Constantin Rein1, Lior Saban2, Hezi Yizhaq3, Klaus Kroy1, Itzhak Katra2, and Katharina Tholen1
Constantin Rein et al.
  • 1Leipzig University, Institute for theoretical Physics, Faculty of Physics and Earth System Sciences, Germany
  • 2Department of Environmental, Geoinformatics and Urban Planning Sciences, Ben-Gurion University of the Negev, Be’er Sheva, Israel
  • 3Department of Solar Energy and Environmental Physics, Ben-Gurion University of the Negev, Be’er Sheva, Israel

Ripples are common aeolian sand waves that can broadly be classified into megaripples, impact ripples and a newly proposed aerodynamic ripple type [1]. Grain scale numerical simulations and conventional theories associate impact ripple formation with a characteristic hop length for the grain trajectories over a quasi-static bed [2-5]. Based on original and literature data we show that impact ripple patterns vanish structurally with increasing shear stress not far from the transport threshold. We correlate the experiments with recent observations of the mass-flux scaling as a function of the shear stress and accompanying grain-scale transport models [6,7]. The comparison suggests that impact ripple vanishing may be associated with a crossover between two fundamentally different transport modes.
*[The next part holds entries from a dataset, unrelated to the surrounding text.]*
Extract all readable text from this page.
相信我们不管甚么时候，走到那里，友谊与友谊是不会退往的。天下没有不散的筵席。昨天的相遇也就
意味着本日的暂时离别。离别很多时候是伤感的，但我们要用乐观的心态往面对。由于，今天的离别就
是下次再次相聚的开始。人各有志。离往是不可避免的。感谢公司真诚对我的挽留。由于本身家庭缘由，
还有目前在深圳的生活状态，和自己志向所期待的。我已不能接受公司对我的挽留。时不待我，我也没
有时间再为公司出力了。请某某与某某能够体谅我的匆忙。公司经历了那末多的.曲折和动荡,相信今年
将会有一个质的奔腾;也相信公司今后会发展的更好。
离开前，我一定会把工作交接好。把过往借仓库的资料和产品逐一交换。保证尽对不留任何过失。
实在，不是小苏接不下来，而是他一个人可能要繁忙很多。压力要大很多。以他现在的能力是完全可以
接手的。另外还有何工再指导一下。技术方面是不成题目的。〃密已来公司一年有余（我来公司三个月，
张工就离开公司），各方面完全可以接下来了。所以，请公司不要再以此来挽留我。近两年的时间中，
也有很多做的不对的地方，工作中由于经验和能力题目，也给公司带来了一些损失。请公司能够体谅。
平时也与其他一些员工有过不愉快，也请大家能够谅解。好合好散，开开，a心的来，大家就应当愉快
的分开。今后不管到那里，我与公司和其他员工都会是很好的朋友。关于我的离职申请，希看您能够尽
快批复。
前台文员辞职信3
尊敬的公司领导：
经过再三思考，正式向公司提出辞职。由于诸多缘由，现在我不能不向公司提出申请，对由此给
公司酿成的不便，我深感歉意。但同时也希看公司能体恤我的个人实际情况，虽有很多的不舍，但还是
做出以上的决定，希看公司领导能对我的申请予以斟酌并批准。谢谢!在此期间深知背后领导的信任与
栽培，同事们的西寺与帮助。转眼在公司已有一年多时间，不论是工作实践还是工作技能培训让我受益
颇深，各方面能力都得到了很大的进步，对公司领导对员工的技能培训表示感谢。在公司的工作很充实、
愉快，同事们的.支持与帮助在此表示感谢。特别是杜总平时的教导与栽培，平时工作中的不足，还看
Only at low wind speeds, near the transport threshold, a description in terms of grain hopping on a quasi-static dilatant sand bed applies, consistent with impact ripple formation. Under stronger winds, the bed-air interface becomes increasingly blurred, due to the formation of a collision-dominated fluidized transport layer that fails to support quasi-static short-wavelength ripples but remains susceptible to longer-wavelength hydrodynamic instabilities. Our observations and tentative physical explanations may contribute to a better understanding of impact ripple formation and provide a new criterion to discriminate between impact ripples and other, more stable ripple types.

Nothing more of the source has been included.